– Удивительная несдержанность, дикая игра воображения и вместе с тем непоколебимый здравый смысл. Это свифтовское.
В мастерской стояли «Вестники воскресения», «Христос в Гефсиманском саду». Ге показал картины Ивану Сергеевичу:
– Критики меня ругали за то, что Магдалина велика ростом, за то, что Христос мрачен и небогоподобен, но если картины не удались, то, наверно, не поэтому. Щедрин пренебрегает канонами во имя высшего смысла…
На просторах Российской империи широко раскинулся, расползся невероятный и привычный город Глупов. Город подступил к самым окнам флигелька на 7-й линии, все вокруг томилось под «игом безумия».
В глуповских градоначальниках и чиновниках узнавали всем известных государственных деятелей и вельмож, узнавали российских государей. Салтыкова-Щедрина то и дело спрашивали о прототипах.
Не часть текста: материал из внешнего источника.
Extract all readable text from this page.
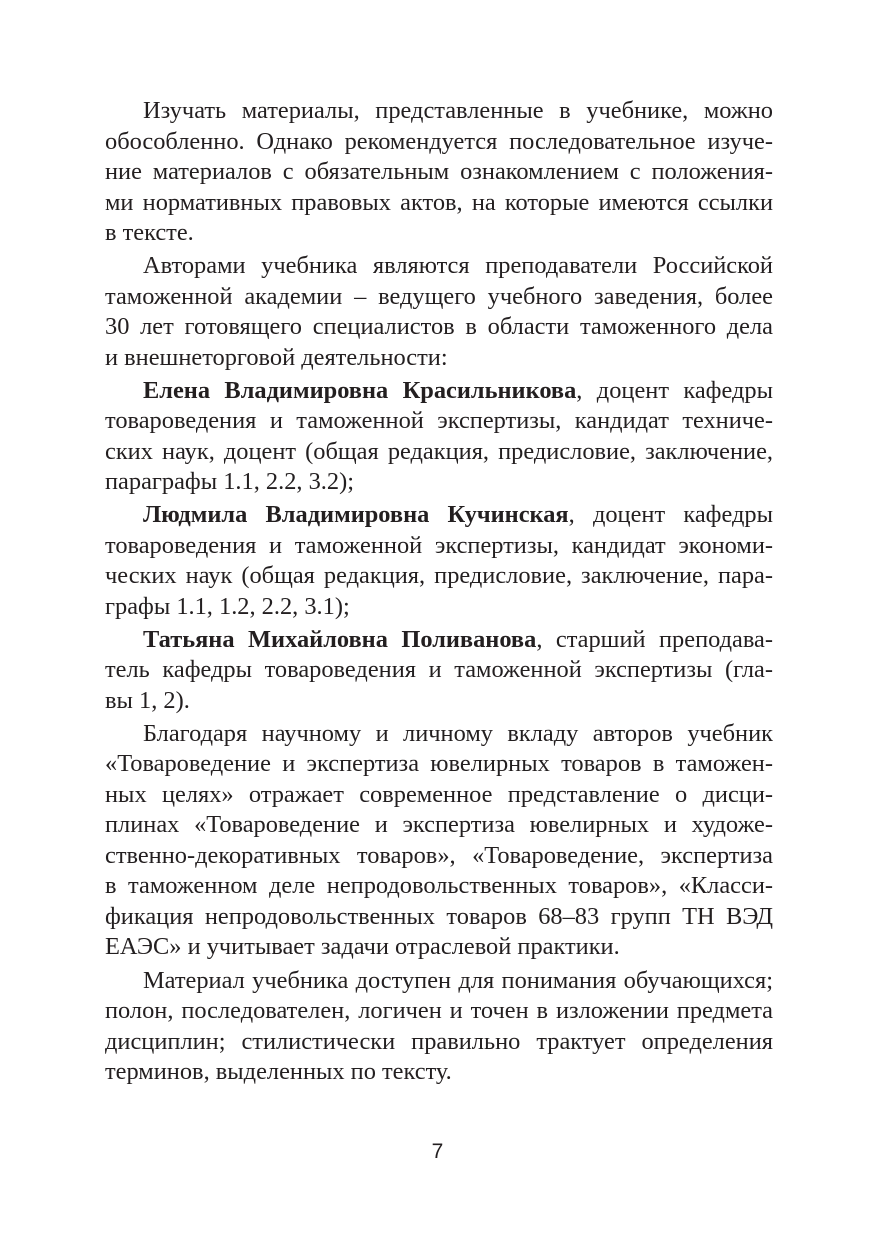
Изучать материалы, представленные в учебнике, можно
обособленно. Однако рекомендуется последовательное изуче-
ние материалов с обязательным ознакомлением с положения-
ми нормативных правовых актов, на которые имеются ссылки
в тексте.
Авторами учебника являются преподаватели Российской
таможенной академии – ведущего учебного заведения, более
30 лет готовящего специалистов в области таможенного дела
и внешнеторговой деятельности:
Елена Владимировна Красильникова, доцент кафедры
товароведения и таможенной экспертизы, кандидат техниче-
ских наук, доцент (общая редакция, предисловие, заключение,
параграфы 1.1, 2.2, 3.2);
Людмила Владимировна Кучинская, доцент кафедры
товароведения и таможенной экспертизы, кандидат экономи-
ческих наук (общая редакция, предисловие, заключение, пара-
графы 1.1, 1.2, 2.2, 3.1);
Татьяна Михайловна Поливанова, старший преподава-
тель кафедры товароведения и таможенной экспертизы (гла-
вы 1, 2).
Благодаря научному и личному вкладу авторов учебник
«Товароведение и экспертиза ювелирных товаров в таможен-
ных целях» отражает современное представление о дисци-
плинах «Товароведение и экспертиза ювелирных и художе-
ственно-декоративных товаров», «Товароведение, экспертиза
в таможенном деле непродовольственных товаров», «Класси-
фикация непродовольственных товаров 68–83 групп ТН ВЭД
ЕАЭС» и учитывает задачи отраслевой практики.
Материал учебника доступен для понимания обучающихся;
полон, последователен, логичен и точен в изложении предмета
дисциплин; стилистически правильно трактует определения
терминов, выделенных по тексту.
7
– А что, Парамоша, инспектор глуповских училищ, – это, наверно, Магницкий, попечитель Казанского учебного округа при Александре I, злобный враг науки?
Щедрин объяснял:
– И Магницкий, и нынешний Дмитрий Толстой, и вообще все люди известной партии.
Граф Дмитрий Андреевич Толстой, обер-прокурор синода и министр народного просвещения, проводил в то время свою реформу учебных заведений, поставив цель «отклонить» среднее и неимущее сословие от высшего образования. Доступ в университеты открывали только гимназии для дворянских детей.
Сыновья Ге учились в гимназии. Из смышленых, востроглазых итальянцев Коко и Пепе они превращались в степенных российских отроков Николая и Петра.
Репин вспоминает, что на дверях детских комнат были прикреплены вывески: «Переплетчик Николай Ге» и «Столяр Петр Ге». Ге как бы добровольно отказывался от привилегий классического образования, которые предоставлял его детям-дворянам министр народного просвещения. Занятия ремеслами граф Дмитрий Толстой предполагал полностью передать низшим классам. Ге объяснял Репину, что «хочет приохотить к ремеслам» сыновей, «чтобы у них в жизни всегда была возможность стоять на реальной почве».
Стасов опровергает Репина. Он ссылается на Николая Николаевича Ге сына, который объяснял, что ремеслами они стали заниматься не по настоянию отца, а по собственному желанию. «В те времена шла везде речь, как в России вообще, так и в Петербурге в частности, о работе, необходимой для каждого, об обязательности и благородстве труда, об артелях и т. д., и вот они, много наслушавшись всех этих речей, затеяли у себя дома нечто в этом же роде; стали заниматься, как могли, столярством и переплетничаньем и сами же смастерили себе вывески».
Но эти слова вовсе не опровергают рассказа Репина; они свидетельствуют о том, что Ге воспитывал сыновей бережно, без нажима. Где-то ведь наслушались они «всех этих речей» «о работе, необходимой для каждого, об обязательности и благородстве труда, об артелях» – вряд ли в классической гимназии графа Дмитрия Толстого! Вряд ли чопорный латинист в вицмундире с латунными пуговицами советовал ученикам устраивать домашние мастерские. Но по соседству с мастерскими – в зале – были разложены на столах свежие номера «Отечественных записок», «Вестника Европы», «Дела»; здесь, в зале, собирались великолепные ораторы, и одним из лучших был Николай Николаевич Ге – отец. Его речи увлекали не только собственных сыновей. Вот откуда, надо полагать, проникали идеи в детские комнаты. А Репину, взрослому человеку, товарищу, Ге все объяснил деловито, по-взрослому: стараюсь-де приохотить детей к труду, к ремеслам.
В положенный час мальчиков отправляли спать. Они степенно шаркали ножкой. Михаил Евграфович поднимал глаза от карт, смотрел им вслед, ругал дурацкий классицизм Дмитрия Толстого, с которым, кстати сказать, он вместе учился в лицее.
«Устав о свойственном градоправителю добросердечии», действовавший в городе Глупове, требовал: «Просвещение внедрять с умеренностью, по возможности избегая кровопролития».
По пятницам на Надеждинской
Салтыков-Щедрин хотел издать «Историю одного города» с иллюстрациями Ге. Издание не состоялось. Возможно, Ге делал наброски к глуповской летописи, но они его не удовлетворили. А возможно, он просто отказался от иллюстрирования: книжной графикой Ге до этого не занимался – ощущал себя живописцем.